Genetic Mechanisms Controlling Kidney Cancer Immune Escape

Abstract: The CD8 T-cell response to cancer is critical for disease control and response to checkpoint inhibitors. A prevailing feature of all human cancer is the extreme variability of the magnitude of this response between patients, and the factors that cause this variability are unknown. We previously reported that a critical component

of the tumor microenvironment in many cancer types is an immune niche that provides support for a CD8 T-cell with stem-like qualities. This niche is a small area of antigen presenting cells localized with the tumor boarder where TCF1+ stem-like CD8 T-cells reside. These TCF1+ CD8 T-cells are specific for tumor antigens and act

as a progenitor to continuously give rise to anti-tumor effector CD8 T-cells. Most importantly, if the niche is not present in the tumor, these TCF1+ cells have nowhere to survive in the tumor microenvironment, and consequently the CD8 response against the cancer is halted. Loss of this immune niche in kidney tumors is

associated with rapid progression of disease after surgery, and significantly worse response to immunotherapy. In this proposal, we aim to investigate what genetic features cancer cells acquire that help them limit the formation of the immune niche in tumors.
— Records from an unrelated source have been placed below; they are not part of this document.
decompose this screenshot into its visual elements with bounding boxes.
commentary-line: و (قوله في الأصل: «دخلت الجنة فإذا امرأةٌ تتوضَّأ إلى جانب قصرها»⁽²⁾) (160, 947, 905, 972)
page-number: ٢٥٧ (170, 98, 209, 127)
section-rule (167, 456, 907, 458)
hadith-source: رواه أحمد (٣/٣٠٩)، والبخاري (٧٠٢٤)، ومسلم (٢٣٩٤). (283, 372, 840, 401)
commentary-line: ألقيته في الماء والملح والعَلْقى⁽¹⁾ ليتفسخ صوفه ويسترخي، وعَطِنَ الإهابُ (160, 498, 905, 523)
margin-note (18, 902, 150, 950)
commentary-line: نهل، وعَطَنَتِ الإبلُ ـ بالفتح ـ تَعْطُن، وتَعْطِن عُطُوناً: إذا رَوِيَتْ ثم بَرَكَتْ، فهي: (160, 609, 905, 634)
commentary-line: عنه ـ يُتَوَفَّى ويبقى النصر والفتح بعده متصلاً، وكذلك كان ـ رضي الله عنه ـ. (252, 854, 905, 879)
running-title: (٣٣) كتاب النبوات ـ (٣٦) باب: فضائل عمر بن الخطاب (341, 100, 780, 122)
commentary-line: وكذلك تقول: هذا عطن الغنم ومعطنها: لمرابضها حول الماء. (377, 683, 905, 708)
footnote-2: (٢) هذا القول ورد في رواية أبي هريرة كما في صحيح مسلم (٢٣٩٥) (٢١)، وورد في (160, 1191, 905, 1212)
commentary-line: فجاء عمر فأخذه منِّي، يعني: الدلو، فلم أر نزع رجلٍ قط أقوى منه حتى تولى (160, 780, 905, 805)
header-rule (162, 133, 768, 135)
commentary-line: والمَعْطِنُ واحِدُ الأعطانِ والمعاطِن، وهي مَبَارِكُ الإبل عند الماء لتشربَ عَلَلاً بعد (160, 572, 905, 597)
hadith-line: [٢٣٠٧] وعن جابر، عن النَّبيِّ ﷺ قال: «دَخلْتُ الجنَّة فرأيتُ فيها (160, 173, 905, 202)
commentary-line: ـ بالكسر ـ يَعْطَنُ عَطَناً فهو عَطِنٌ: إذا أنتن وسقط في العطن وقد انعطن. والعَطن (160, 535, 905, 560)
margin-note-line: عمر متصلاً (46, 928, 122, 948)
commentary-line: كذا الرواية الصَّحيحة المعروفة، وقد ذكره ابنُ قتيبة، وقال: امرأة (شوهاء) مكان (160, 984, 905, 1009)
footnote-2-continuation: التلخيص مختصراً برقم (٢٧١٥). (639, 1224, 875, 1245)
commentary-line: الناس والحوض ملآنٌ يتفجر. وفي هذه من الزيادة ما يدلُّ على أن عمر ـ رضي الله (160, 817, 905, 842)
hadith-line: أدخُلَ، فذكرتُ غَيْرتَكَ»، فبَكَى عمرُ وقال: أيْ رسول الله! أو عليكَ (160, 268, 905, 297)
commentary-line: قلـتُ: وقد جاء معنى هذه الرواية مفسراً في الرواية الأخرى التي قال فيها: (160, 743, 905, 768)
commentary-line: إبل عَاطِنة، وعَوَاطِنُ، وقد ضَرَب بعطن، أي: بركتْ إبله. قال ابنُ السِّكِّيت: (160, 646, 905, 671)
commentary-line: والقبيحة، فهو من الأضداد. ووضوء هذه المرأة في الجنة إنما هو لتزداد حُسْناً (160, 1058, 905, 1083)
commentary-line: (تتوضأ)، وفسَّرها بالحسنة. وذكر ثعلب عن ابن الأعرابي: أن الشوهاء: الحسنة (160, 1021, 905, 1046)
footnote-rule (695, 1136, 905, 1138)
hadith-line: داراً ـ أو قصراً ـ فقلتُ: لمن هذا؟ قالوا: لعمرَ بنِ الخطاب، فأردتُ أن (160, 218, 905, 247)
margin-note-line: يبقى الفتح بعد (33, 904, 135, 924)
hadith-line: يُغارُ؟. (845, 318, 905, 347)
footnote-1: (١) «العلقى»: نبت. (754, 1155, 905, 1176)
To do this we have developed a novel method that allows sorting of

pure cancer cells from human RCC tumors. We performed RNAseq on cancer cells isolated from 99 T3 clear cell RCC patients and found two very strong correlates of immune response to the cancers that will be investigated further here. Firstly, cancer cells with active cell death and NFkB pathways had highly active antigen

presenting cells, bigger immune niches, and many more effector cells. Secondly, cancer cells with high levels of oxidative phosphorylation and glycolysis were far less able to generate effectors from the stem-like cells in their tumor, immune niches were far smaller and patients progressed more rapidly after surgery and did not respond

to later PD1 blockade. This proposal will expand upon these findings by completing the following aims. Aim 1 will first study what genetic changes occur in cancer cells that correlate with transcriptional signaling, and how heterogeneity within the tumor microenvironment might differ across regions of the primary tumor and

metastasis. In Aim 2, we present data that cold tumors have mutations in cell death pathways and we will investigate how loss of particular inflammatory cell death pathways might limit antigen presenting cell activation and CD8 effector generation in the TME using both PDX and syngeneic mouse models. Aim 3 will learn how

different energy metabolism systems in cancer cells influence the formation of immune niches and regulate CD8 effector differentiation in the TME. Together, these data will provide new insight into how cancer cells limit the immune response against a tumor. While much of this work will focus on kidney cancer, the mechanism we described were also found in prostate,

bladder, brain, and head and neck tumors. For this reason, the basic mechanisms that we describe in this work will almost certainly have implications for understanding the CD8 T-cell response to many other cancers.